If we know that it is critical as a leader to be able to lead change and that it is a must have competency, why do so many leaders fail at leading change?

It must be noted that here is an important difference between change management and change leadership. Change Management specialists and HR partners are key collaborators within any change initiative but the fact remains that it is the Leaders that MUST lead through a change. Regardless of the change or transformation that your organization is experiencing, a leader sets the tone, strategy and vision for the desired future state.  When we mistake change management for change leadership we minimize our role as leaders and therefore also minimize the impact that we can have on the overall success of the transformation.

In the words of John Kotter “these terms are not interchangeable. The distinction between the two is actually quite significant. Change management, which is the term most everyone uses, refers to a set of basic tools or structures intended to keep any change effort under control. The goal is often to minimize the distractions and impacts of the change. Change leadership, on the other hand, concerns the driving forces, visions and processes that fuel large-scale transformation. “

One of the first steps to undertake when contemplating a new initiative (change mandate) is to ask the following core questions.
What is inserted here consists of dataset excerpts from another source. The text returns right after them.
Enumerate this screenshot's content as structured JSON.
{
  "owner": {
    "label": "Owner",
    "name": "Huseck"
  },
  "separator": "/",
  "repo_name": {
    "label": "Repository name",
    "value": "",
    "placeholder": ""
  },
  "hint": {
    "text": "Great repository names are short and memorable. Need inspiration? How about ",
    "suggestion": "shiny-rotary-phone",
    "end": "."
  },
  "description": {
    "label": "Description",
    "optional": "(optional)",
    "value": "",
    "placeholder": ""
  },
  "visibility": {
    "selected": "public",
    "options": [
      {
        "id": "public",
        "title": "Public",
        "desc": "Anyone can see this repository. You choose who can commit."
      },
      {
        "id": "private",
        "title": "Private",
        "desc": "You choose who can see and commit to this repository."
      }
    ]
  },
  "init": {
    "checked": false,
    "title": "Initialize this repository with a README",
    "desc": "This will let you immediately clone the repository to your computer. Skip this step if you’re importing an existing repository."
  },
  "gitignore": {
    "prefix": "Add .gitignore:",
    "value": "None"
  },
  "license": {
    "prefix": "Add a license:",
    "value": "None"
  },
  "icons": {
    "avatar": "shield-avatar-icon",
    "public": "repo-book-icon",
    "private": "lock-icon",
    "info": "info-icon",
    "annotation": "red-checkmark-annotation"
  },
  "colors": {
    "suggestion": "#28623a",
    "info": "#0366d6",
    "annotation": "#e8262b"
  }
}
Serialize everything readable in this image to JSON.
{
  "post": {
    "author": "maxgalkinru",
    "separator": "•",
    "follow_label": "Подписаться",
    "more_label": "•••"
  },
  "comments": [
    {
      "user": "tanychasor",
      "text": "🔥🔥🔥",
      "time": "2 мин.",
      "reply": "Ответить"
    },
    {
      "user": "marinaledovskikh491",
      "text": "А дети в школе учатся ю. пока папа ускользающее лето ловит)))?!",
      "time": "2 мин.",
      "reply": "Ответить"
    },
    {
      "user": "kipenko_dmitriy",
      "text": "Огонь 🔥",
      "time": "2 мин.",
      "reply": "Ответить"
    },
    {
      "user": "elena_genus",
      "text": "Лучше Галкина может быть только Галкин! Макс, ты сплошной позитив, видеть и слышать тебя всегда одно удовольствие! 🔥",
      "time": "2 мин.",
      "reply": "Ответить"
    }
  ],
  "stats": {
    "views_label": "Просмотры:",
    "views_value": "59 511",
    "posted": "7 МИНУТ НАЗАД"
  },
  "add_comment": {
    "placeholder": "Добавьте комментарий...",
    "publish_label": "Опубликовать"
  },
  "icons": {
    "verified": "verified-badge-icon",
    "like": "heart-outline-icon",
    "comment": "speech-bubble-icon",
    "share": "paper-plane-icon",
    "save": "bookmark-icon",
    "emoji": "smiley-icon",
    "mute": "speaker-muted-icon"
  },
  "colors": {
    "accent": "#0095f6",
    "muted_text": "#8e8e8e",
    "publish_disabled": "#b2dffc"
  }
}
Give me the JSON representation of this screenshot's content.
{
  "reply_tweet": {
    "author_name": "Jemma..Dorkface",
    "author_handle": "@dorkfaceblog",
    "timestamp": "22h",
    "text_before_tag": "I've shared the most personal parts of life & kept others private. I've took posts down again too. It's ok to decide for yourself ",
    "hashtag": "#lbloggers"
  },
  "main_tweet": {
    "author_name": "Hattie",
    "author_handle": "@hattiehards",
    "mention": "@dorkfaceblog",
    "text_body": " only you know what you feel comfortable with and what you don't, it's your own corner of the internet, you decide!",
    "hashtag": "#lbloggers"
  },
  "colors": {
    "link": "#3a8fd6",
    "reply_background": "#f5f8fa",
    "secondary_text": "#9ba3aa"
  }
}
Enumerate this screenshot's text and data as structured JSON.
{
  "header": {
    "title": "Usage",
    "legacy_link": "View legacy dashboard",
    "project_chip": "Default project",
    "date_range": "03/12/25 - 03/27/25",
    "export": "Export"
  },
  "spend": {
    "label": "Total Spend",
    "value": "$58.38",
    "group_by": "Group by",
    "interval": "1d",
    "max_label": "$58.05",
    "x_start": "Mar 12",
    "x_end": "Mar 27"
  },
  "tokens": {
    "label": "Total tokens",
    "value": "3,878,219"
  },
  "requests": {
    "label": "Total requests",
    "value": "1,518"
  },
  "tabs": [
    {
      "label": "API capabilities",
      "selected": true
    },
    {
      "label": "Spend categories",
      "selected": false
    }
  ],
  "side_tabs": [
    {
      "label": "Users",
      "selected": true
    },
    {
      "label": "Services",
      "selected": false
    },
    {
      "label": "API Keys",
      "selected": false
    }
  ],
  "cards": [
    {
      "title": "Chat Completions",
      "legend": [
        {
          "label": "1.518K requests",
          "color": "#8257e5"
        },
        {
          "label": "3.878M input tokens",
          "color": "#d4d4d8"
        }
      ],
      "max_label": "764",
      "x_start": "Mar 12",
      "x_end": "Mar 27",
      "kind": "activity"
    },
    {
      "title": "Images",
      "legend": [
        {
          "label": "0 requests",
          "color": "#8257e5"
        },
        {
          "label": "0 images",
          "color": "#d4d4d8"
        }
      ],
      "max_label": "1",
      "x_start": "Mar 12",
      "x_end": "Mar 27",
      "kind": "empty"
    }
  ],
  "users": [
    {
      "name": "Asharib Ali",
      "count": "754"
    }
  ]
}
  • Why is this change essential to your organization?
  • What will the organization look like as a result of this change?
  • How will you know that you have been successful (what are the criteria for success)?
  • Who is accountable for the implementation of this strategy?
  • What do you see as your role throughout this initiative?
  • How committed are you personally to being present throughout this change?

More often than not, leaders are not able to answer these questions and/or they do not see that they have a role to play!!  Key comments that keep coming back; “well I have assigned one of my managers to look after this.”   This is not a task that can simply be offset to someone else.  Yes, you can and certainly should have a team that is committed to seeing the change happen as well as be able to execute on certain deliverables but at the end of the day a leader must be able to set the tone and create a compelling vision. A leader must also be able to tell the story of why change is needed and define where we are going and why.  The leader must also always be visible and engaged.

Create a tactical team and operationalize your strategy but please do not believe that change leadership is a “task” that someone else can do!

The decision is yours: you can either decide that you are going to lead through change or you can allow things to unfold however they may and find yourself muddling through endless chaos.